Web application firewalls, that are running in Detection Only modes, are like trying to have a real football game but only doing two-hand touch. If you don't really try and tackle an opponent to the ground (meaning implement blocking capabilities) then you will never truly prevent an attack. Also, as most of you have seen with premiere running backs in the NFL - they have tremendous "evasion" capabilities such as spin moves and stiff-arms that make it difficult for defenders to tackle them. This is the same for web application layer attacks, WAFs need to be running in block mode and have proper anti-evasion normalization features to be able to properly prevent attacks.

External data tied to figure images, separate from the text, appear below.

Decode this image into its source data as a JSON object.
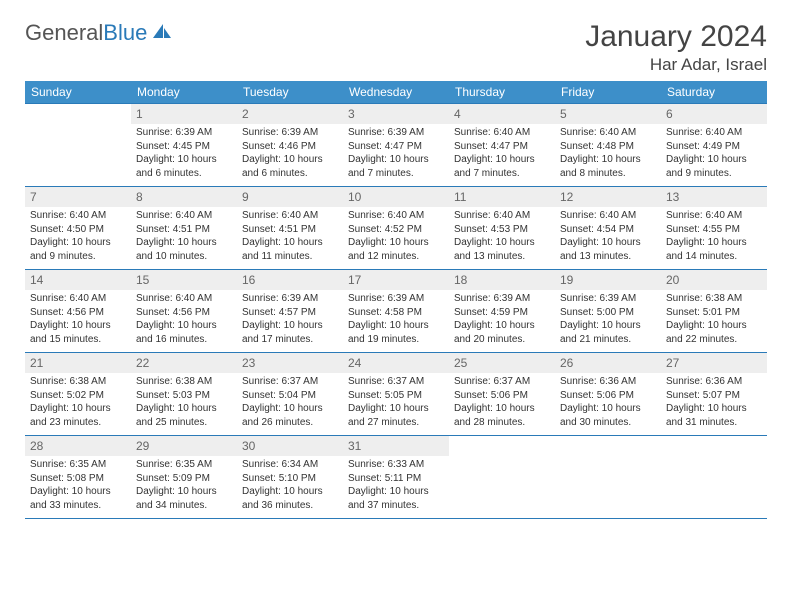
{
  "logo": {
    "text1": "General",
    "text2": "Blue"
  },
  "title": "January 2024",
  "location": "Har Adar, Israel",
  "header_bg": "#3d8fc9",
  "border_color": "#2a7ab8",
  "daynum_bg": "#eeeeee",
  "daysOfWeek": [
    "Sunday",
    "Monday",
    "Tuesday",
    "Wednesday",
    "Thursday",
    "Friday",
    "Saturday"
  ],
  "weeks": [
    [
      {
        "n": "",
        "lines": [
          "",
          "",
          "",
          ""
        ]
      },
      {
        "n": "1",
        "lines": [
          "Sunrise: 6:39 AM",
          "Sunset: 4:45 PM",
          "Daylight: 10 hours",
          "and 6 minutes."
        ]
      },
      {
        "n": "2",
        "lines": [
          "Sunrise: 6:39 AM",
          "Sunset: 4:46 PM",
          "Daylight: 10 hours",
          "and 6 minutes."
        ]
      },
      {
        "n": "3",
        "lines": [
          "Sunrise: 6:39 AM",
          "Sunset: 4:47 PM",
          "Daylight: 10 hours",
          "and 7 minutes."
        ]
      },
      {
        "n": "4",
        "lines": [
          "Sunrise: 6:40 AM",
          "Sunset: 4:47 PM",
          "Daylight: 10 hours",
          "and 7 minutes."
        ]
      },
      {
        "n": "5",
        "lines": [
          "Sunrise: 6:40 AM",
          "Sunset: 4:48 PM",
          "Daylight: 10 hours",
          "and 8 minutes."
        ]
      },
      {
        "n": "6",
        "lines": [
          "Sunrise: 6:40 AM",
          "Sunset: 4:49 PM",
          "Daylight: 10 hours",
          "and 9 minutes."
        ]
      }
    ],
    [
      {
        "n": "7",
        "lines": [
          "Sunrise: 6:40 AM",
          "Sunset: 4:50 PM",
          "Daylight: 10 hours",
          "and 9 minutes."
        ]
      },
      {
        "n": "8",
        "lines": [
          "Sunrise: 6:40 AM",
          "Sunset: 4:51 PM",
          "Daylight: 10 hours",
          "and 10 minutes."
        ]
      },
      {
        "n": "9",
        "lines": [
          "Sunrise: 6:40 AM",
          "Sunset: 4:51 PM",
          "Daylight: 10 hours",
          "and 11 minutes."
        ]
      },
      {
        "n": "10",
        "lines": [
          "Sunrise: 6:40 AM",
          "Sunset: 4:52 PM",
          "Daylight: 10 hours",
          "and 12 minutes."
        ]
      },
      {
        "n": "11",
        "lines": [
          "Sunrise: 6:40 AM",
          "Sunset: 4:53 PM",
          "Daylight: 10 hours",
          "and 13 minutes."
        ]
      },
      {
        "n": "12",
        "lines": [
          "Sunrise: 6:40 AM",
          "Sunset: 4:54 PM",
          "Daylight: 10 hours",
          "and 13 minutes."
        ]
      },
      {
        "n": "13",
        "lines": [
          "Sunrise: 6:40 AM",
          "Sunset: 4:55 PM",
          "Daylight: 10 hours",
          "and 14 minutes."
        ]
      }
    ],
    [
      {
        "n": "14",
        "lines": [
          "Sunrise: 6:40 AM",
          "Sunset: 4:56 PM",
          "Daylight: 10 hours",
          "and 15 minutes."
        ]
      },
      {
        "n": "15",
        "lines": [
          "Sunrise: 6:40 AM",
          "Sunset: 4:56 PM",
          "Daylight: 10 hours",
          "and 16 minutes."
        ]
      },
      {
        "n": "16",
        "lines": [
          "Sunrise: 6:39 AM",
          "Sunset: 4:57 PM",
          "Daylight: 10 hours",
          "and 17 minutes."
        ]
      },
      {
        "n": "17",
        "lines": [
          "Sunrise: 6:39 AM",
          "Sunset: 4:58 PM",
          "Daylight: 10 hours",
          "and 19 minutes."
        ]
      },
      {
        "n": "18",
        "lines": [
          "Sunrise: 6:39 AM",
          "Sunset: 4:59 PM",
          "Daylight: 10 hours",
          "and 20 minutes."
        ]
      },
      {
        "n": "19",
        "lines": [
          "Sunrise: 6:39 AM",
          "Sunset: 5:00 PM",
          "Daylight: 10 hours",
          "and 21 minutes."
        ]
      },
      {
        "n": "20",
        "lines": [
          "Sunrise: 6:38 AM",
          "Sunset: 5:01 PM",
          "Daylight: 10 hours",
          "and 22 minutes."
        ]
      }
    ],
    [
      {
        "n": "21",
        "lines": [
          "Sunrise: 6:38 AM",
          "Sunset: 5:02 PM",
          "Daylight: 10 hours",
          "and 23 minutes."
        ]
      },
      {
        "n": "22",
        "lines": [
          "Sunrise: 6:38 AM",
          "Sunset: 5:03 PM",
          "Daylight: 10 hours",
          "and 25 minutes."
        ]
      },
      {
        "n": "23",
        "lines": [
          "Sunrise: 6:37 AM",
          "Sunset: 5:04 PM",
          "Daylight: 10 hours",
          "and 26 minutes."
        ]
      },
      {
        "n": "24",
        "lines": [
          "Sunrise: 6:37 AM",
          "Sunset: 5:05 PM",
          "Daylight: 10 hours",
          "and 27 minutes."
        ]
      },
      {
        "n": "25",
        "lines": [
          "Sunrise: 6:37 AM",
          "Sunset: 5:06 PM",
          "Daylight: 10 hours",
          "and 28 minutes."
        ]
      },
      {
        "n": "26",
        "lines": [
          "Sunrise: 6:36 AM",
          "Sunset: 5:06 PM",
          "Daylight: 10 hours",
          "and 30 minutes."
        ]
      },
      {
        "n": "27",
        "lines": [
          "Sunrise: 6:36 AM",
          "Sunset: 5:07 PM",
          "Daylight: 10 hours",
          "and 31 minutes."
        ]
      }
    ],
    [
      {
        "n": "28",
        "lines": [
          "Sunrise: 6:35 AM",
          "Sunset: 5:08 PM",
          "Daylight: 10 hours",
          "and 33 minutes."
        ]
      },
      {
        "n": "29",
        "lines": [
          "Sunrise: 6:35 AM",
          "Sunset: 5:09 PM",
          "Daylight: 10 hours",
          "and 34 minutes."
        ]
      },
      {
        "n": "30",
        "lines": [
          "Sunrise: 6:34 AM",
          "Sunset: 5:10 PM",
          "Daylight: 10 hours",
          "and 36 minutes."
        ]
      },
      {
        "n": "31",
        "lines": [
          "Sunrise: 6:33 AM",
          "Sunset: 5:11 PM",
          "Daylight: 10 hours",
          "and 37 minutes."
        ]
      },
      {
        "n": "",
        "lines": [
          "",
          "",
          "",
          ""
        ]
      },
      {
        "n": "",
        "lines": [
          "",
          "",
          "",
          ""
        ]
      },
      {
        "n": "",
        "lines": [
          "",
          "",
          "",
          ""
        ]
      }
    ]
  ]
}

It is on the live production network where all or your security preparations will pay off, or on the other hand, it is also where your web application security will crash and burn. I very seldom see development and staging areas that adequately mimic the production environment, which means that you will not truly know how your web application security will fair until it is allowed to be accessed by un-trusted clients. When your web application goes live, it is critical that your entire "team" (developers, assessemnt and operations) is focused and able to quickly respond to the unexpected behavior of clients. The problem is that these groups do not always communicate effectively and coordinate their efforts. Specifically, these three groups should be sharing their output with the other two:

Conduct code reviews on all web applications and fix the identified issues. The code reviews should be conducted when applications are initially being developed and placed into production and also when there are code changes. Any issues that can not be fixed immediately should be identified and passed onto the vulnerabilty scanning and WAF teams for monitoring and remediation.

Conduct vulnerability scans and penetration tests on all web applications. Should be conducted prior to an application going online and then at regularly scheduled intervals and on an on-demand basis when code changes are made. Any issues identified should be passed onto the Developement and WAF teams for remediation.

Deploy a Web Application Firewall in front of all web server. A WAF will provide protection in production. When the WAF identifies issues with the web application, it can provide reports back to both Development and Vulnerability Scanning teams for remediation and monitoring. It is this on-the-fly, in-game agility where a WAF shines.

Are game time adjustments always the absolute best option when they are being reviewed in film sessions the following day or on Monday by Arm-Chair Quaterbacks? Nope, but that is OK. They can be adjusted. Also, this film review will also allow for the identification of root-cause issues so that they can be fixed (source code changes) in preparation for the next game.